On algebraic and definable closures for theories of abelian groups

Classifying abelian groups and their elementary theories, a series of characteristics arises that describe certain features of the objects under consideration. Among these characteristics, an important role is played by Szmielew invariants, which define the possibilities of divisibility of elements, orders of elements, dimension of subgroups, and allow describing given abelian groups up to elementary equivalence. Thus, in terms of Szmielew invariants, the syntactic properties of Abelian groups are represented, i.e. properties that depend only on their elementary theories.

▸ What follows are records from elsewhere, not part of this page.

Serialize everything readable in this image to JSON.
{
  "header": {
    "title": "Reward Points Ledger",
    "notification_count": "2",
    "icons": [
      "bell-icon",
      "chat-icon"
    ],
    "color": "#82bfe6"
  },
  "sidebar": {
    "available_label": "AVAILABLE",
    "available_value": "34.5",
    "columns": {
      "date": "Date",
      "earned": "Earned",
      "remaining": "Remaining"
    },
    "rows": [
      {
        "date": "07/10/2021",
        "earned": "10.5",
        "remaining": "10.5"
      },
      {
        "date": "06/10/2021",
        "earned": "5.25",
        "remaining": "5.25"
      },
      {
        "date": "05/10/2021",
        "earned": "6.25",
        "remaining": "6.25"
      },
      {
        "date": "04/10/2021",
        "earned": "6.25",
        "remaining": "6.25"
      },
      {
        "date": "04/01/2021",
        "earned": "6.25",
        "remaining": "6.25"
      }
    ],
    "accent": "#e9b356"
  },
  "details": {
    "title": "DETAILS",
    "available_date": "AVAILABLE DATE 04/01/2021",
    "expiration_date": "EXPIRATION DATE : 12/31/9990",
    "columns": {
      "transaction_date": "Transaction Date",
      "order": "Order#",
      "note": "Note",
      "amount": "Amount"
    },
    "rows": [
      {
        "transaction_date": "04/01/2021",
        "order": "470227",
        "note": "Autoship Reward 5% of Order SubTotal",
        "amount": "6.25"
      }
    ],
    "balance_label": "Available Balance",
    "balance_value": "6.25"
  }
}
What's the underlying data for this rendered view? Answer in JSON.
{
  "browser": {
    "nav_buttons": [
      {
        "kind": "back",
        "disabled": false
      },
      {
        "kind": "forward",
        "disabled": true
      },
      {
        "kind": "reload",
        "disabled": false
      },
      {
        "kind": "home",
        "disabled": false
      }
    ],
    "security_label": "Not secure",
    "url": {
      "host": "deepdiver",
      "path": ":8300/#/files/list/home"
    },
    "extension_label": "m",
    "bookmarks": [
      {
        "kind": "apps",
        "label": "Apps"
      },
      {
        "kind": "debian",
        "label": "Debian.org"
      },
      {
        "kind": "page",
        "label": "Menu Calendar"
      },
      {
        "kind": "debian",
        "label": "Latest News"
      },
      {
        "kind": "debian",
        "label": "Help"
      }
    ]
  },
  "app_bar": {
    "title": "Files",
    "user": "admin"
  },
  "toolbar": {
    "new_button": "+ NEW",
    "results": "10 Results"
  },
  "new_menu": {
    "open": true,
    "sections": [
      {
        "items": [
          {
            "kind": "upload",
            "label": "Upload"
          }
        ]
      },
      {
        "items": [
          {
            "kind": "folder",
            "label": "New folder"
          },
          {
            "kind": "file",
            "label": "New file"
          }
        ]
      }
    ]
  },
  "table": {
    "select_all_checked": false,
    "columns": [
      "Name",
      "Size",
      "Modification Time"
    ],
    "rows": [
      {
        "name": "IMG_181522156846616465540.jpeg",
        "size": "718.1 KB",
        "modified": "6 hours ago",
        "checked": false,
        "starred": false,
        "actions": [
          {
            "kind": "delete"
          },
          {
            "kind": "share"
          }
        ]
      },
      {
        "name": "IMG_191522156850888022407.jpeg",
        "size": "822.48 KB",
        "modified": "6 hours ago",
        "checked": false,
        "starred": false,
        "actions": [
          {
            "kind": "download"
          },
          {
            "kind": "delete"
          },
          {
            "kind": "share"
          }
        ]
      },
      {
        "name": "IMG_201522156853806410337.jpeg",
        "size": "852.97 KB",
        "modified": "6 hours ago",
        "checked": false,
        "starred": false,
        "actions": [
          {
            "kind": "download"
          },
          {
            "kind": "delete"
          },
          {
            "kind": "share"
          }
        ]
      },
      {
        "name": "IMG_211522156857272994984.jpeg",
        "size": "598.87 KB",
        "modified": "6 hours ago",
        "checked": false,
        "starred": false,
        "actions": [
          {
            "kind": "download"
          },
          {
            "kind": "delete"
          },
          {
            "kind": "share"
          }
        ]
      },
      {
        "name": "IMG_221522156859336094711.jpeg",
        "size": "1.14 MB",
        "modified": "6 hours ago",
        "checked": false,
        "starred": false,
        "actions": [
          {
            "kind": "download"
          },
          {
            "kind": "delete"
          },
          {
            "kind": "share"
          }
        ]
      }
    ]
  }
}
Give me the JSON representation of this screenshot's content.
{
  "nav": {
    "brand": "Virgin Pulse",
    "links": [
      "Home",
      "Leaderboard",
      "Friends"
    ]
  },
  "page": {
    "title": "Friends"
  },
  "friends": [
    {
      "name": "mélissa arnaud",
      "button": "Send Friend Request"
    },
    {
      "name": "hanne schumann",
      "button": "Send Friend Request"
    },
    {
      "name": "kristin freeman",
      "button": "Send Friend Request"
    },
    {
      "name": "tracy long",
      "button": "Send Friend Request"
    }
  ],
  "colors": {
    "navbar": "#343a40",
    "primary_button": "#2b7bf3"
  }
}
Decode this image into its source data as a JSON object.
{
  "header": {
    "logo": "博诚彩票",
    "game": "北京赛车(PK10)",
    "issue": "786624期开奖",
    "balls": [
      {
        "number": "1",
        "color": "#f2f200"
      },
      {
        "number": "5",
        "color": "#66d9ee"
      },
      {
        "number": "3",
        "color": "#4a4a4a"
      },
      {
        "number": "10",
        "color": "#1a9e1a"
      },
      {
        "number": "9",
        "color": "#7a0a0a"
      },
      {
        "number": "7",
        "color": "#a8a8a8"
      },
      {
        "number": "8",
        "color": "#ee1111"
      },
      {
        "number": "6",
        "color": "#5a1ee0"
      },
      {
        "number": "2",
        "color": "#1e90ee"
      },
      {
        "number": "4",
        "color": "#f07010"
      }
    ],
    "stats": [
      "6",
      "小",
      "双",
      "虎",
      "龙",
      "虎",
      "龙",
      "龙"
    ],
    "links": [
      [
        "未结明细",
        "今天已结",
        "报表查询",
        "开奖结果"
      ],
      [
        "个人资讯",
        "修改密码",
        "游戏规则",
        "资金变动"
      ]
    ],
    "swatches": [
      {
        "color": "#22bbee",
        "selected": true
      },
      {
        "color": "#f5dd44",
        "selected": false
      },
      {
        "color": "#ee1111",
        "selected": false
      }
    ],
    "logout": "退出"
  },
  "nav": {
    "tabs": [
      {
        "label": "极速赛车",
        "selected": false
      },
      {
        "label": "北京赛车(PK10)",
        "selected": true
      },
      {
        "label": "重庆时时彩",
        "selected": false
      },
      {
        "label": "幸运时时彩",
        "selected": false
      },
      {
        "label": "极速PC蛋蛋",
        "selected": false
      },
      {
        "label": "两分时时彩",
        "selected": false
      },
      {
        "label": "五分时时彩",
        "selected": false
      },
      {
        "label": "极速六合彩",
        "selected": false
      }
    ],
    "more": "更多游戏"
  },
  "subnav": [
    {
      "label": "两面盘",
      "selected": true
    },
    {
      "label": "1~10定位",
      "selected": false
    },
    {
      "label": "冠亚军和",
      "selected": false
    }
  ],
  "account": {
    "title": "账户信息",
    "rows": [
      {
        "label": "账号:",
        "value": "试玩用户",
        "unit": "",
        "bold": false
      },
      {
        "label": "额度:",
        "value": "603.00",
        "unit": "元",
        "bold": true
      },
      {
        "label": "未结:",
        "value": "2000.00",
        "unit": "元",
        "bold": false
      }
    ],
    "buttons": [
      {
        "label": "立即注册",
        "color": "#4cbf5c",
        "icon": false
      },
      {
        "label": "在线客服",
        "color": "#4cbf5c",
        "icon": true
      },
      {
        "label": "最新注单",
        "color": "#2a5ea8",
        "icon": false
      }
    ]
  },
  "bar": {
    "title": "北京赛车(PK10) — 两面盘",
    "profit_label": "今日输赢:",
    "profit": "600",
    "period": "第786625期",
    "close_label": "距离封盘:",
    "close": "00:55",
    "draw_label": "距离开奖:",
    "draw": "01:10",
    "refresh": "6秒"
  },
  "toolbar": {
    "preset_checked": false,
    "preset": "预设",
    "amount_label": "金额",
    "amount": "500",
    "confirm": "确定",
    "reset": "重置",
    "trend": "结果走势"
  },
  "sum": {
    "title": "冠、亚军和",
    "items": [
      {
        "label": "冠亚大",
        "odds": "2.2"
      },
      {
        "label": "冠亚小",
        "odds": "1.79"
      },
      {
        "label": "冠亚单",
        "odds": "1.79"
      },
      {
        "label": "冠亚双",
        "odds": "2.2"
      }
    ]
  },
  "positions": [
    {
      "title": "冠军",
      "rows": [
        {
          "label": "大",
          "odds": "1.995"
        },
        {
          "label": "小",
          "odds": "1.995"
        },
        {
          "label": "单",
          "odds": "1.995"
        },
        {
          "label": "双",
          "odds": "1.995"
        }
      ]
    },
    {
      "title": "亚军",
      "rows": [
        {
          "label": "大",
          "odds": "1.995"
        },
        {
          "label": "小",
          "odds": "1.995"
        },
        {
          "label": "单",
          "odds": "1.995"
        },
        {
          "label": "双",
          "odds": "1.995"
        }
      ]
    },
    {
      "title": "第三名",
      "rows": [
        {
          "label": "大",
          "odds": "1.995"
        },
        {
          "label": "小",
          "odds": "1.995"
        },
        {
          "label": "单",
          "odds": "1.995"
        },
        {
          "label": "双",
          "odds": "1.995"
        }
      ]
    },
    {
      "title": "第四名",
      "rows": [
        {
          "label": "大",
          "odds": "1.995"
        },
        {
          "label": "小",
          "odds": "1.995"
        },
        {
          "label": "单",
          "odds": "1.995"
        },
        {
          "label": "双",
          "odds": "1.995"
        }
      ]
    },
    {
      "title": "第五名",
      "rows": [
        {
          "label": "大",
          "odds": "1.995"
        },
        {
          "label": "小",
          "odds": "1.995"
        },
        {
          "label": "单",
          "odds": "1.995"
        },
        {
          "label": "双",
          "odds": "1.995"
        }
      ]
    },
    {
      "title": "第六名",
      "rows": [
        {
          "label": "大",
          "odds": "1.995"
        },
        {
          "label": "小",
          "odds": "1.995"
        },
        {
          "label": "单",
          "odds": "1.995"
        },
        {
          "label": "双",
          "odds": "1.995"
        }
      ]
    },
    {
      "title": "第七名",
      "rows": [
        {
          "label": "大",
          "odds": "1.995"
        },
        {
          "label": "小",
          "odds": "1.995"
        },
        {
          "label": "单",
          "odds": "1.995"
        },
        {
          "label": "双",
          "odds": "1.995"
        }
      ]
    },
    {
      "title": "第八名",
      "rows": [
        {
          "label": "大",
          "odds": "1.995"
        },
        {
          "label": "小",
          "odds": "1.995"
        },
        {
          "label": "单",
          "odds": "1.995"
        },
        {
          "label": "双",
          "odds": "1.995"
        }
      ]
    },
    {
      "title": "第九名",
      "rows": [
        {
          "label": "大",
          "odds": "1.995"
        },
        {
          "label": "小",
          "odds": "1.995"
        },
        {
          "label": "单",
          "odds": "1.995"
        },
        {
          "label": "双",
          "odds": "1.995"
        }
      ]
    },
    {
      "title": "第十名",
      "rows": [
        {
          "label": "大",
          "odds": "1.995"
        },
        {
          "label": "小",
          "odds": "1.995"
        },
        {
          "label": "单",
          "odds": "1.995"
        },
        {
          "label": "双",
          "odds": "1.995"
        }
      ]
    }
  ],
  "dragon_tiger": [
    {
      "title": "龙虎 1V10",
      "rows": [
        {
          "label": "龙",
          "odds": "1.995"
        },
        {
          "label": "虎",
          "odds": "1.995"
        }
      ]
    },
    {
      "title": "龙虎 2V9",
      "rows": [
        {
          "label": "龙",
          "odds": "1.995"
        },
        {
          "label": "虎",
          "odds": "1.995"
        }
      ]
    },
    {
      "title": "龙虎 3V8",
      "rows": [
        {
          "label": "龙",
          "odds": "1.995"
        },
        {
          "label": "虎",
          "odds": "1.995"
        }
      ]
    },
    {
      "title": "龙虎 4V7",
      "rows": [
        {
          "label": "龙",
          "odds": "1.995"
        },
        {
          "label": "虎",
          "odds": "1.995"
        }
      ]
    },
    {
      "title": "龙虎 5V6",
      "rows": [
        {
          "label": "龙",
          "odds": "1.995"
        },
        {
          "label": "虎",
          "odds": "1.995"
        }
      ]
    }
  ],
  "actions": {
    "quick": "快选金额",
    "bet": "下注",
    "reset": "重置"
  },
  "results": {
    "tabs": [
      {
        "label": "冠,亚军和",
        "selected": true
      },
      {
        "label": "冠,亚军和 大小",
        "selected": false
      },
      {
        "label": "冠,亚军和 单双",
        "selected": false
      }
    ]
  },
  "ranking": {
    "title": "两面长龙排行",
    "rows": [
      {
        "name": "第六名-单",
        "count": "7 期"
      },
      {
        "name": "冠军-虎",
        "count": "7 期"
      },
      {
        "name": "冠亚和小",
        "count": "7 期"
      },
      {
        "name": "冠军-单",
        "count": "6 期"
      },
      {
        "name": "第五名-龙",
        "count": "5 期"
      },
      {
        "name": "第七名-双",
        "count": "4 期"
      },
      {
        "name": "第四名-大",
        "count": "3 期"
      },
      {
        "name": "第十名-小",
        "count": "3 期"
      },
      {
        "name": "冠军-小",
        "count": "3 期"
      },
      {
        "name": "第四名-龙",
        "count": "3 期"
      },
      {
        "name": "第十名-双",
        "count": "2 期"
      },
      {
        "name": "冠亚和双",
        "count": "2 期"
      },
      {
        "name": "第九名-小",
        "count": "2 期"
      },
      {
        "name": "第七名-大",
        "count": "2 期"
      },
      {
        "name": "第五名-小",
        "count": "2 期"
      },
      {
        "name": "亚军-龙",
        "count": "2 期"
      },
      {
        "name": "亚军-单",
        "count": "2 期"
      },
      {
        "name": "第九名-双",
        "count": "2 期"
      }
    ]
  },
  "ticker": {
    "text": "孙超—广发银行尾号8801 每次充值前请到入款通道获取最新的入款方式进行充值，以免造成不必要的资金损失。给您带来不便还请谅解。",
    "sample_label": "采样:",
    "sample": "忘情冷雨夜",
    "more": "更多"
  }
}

The work, based on Szmielew invariants, provides a description of the behavior of algebraic and definable closure operators based on two characteristics: degrees of algebraization and the difference between algebraic and definable closures. Thus, possibilities for algebraic and definable closures, adapted to theories of Abelian groups, are studied and described. A theorem on trichotomy for degrees of algebraization is proved: either this degree is minimal, if in the standard models, except for the only two-element group, there are no positively finitely many cyclic and quasi-cyclic parts, or the degree is positive and natural, if in a standard model there are no positively finitely many cyclic and quasi-cyclic parts, except a unique copy of a two-element group and some finite direct sum of finite cyclic parts, and the degree is infinite if the standard model contains unboundedly many non-isomorphic finite cyclic parts or positively finitely many of copies of quasi-finite parts. In addition, a dichotomy of the values of the difference between algebraic closures and definable closures for abelian groups defined by Szmielew invariants for cyclic parts is established. In particular, it is shown that torsion-free abelian groups are quasi-Urbanik.